Я никому никаких советов давать не буду, но для меня, конечно, вопроса нет: я останусь эмигрантом. Политика вызывает у меня глубокое отвращение, но газеты я, естественно, читаю, и хандра моя все увеличивается (...) Кстати о Зайцеве. Он в свое время категорически написал, чтобы я больше ему посылок не отправлял, так как соседи в его районе (коммунистическом) очень недовольны. Это соображение по нынешним временам серьезное, и я перестал отправлять ему посылки. Вместе с тем я чувствую, что он недоедает. Придумал я следующий выход. Лит. Фонд отправляет посылки через Долгополова. Эти посылки можно получать у Николая Саввича по вечерам и приносить домой незаметно.
Какой Вы редкий, благородный, добрый человек!
Бунин шлет в этом письме Алданову свое письмо в редакцию парижской газеты «Советский патриот», которая, по его словам, выдумала текст его интервью.
«Сов. правительство поступило мудро и благородно в отношении нас — эмигрантов». «Мудро и благородно в отношении нас...» Каково?
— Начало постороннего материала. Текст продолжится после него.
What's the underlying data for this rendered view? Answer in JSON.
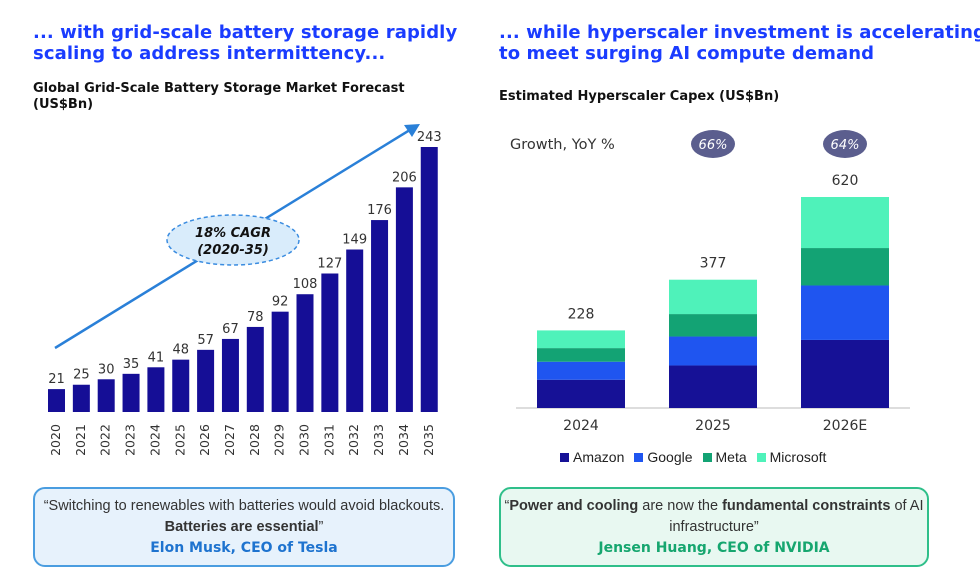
{
  "left": {
    "headline": [
      "... with grid-scale battery storage rapidly",
      "scaling to address intermittency..."
    ],
    "subtitle": [
      "Global Grid-Scale Battery Storage Market Forecast",
      "(US$Bn)"
    ],
    "cagr_label": [
      "18% CAGR",
      "(2020-35)"
    ],
    "quote": {
      "text_before": "“Switching to renewables with batteries would avoid blackouts. ",
      "text_bold": "Batteries are essential",
      "text_after": "”",
      "author": "Elon Musk, CEO of Tesla"
    }
  },
  "right": {
    "headline": [
      "... while hyperscaler investment is accelerating",
      "to meet surging AI compute demand"
    ],
    "subtitle": [
      "Estimated Hyperscaler Capex (US$Bn)"
    ],
    "growth_label": "Growth, YoY %",
    "quote": {
      "q_open": "“",
      "bold1": "Power and cooling",
      "mid": " are now the ",
      "bold2": "fundamental constraints",
      "tail": " of AI infrastructure”",
      "author": "Jensen Huang, CEO of NVIDIA"
    }
  },
  "colors": {
    "bar_navy": "#150e96",
    "amazon": "#161196",
    "google": "#1f55f0",
    "meta": "#13a374",
    "microsoft": "#4ff2ba",
    "arrow": "#2a80d8",
    "growth_pill": "#5b5e8e",
    "headline_blue": "#1a3cff"
  },
  "chart_data": [
    {
      "type": "bar",
      "title": "Global Grid-Scale Battery Storage Market Forecast (US$Bn)",
      "categories": [
        "2020",
        "2021",
        "2022",
        "2023",
        "2024",
        "2025",
        "2026",
        "2027",
        "2028",
        "2029",
        "2030",
        "2031",
        "2032",
        "2033",
        "2034",
        "2035"
      ],
      "values": [
        21,
        25,
        30,
        35,
        41,
        48,
        57,
        67,
        78,
        92,
        108,
        127,
        149,
        176,
        206,
        243
      ],
      "annotation": "18% CAGR (2020-35)",
      "ylim": [
        0,
        243
      ]
    },
    {
      "type": "bar",
      "stacked": true,
      "title": "Estimated Hyperscaler Capex (US$Bn)",
      "categories": [
        "2024",
        "2025",
        "2026E"
      ],
      "totals": [
        228,
        377,
        620
      ],
      "growth_yoy": [
        "",
        "66%",
        "64%"
      ],
      "series": [
        {
          "name": "Amazon",
          "values": [
            83,
            125,
            200
          ]
        },
        {
          "name": "Google",
          "values": [
            53,
            85,
            160
          ]
        },
        {
          "name": "Meta",
          "values": [
            40,
            66,
            110
          ]
        },
        {
          "name": "Microsoft",
          "values": [
            52,
            101,
            150
          ]
        }
      ],
      "legend": "bottom"
    }
  ]
}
Мне и не снилось это говорить (...) Не говорил я ни слова об «отрыве от родины, который не проходит даром», не говорил: «Молодым — прямая дорога на родину...»
Ради Бога, не говорите о Вашей «близкой смерти»: Вы мне этого не сделаете! Какова будет моя жизнь, если я Вас переживу? (...)
Философская книга моя{23} подвигается — пусть выйдет посмертным изданием: по-моему, каждый писатель должен что-либо оставить для посмертных изданий — так хоть забудут совершенно не раньше, как через полгода после безвременной кончины. Со всем тем я за эти десять месяцев в Европе написал и три рассказа (...) (один в ближайшем № «Нового журнала»){24}. Для этих рассказов (для двух из них) я и ездил в Германию, и Вы совершенно справедливо скажете, что ездить для таких шедевров не стоило. Рассказы плохие.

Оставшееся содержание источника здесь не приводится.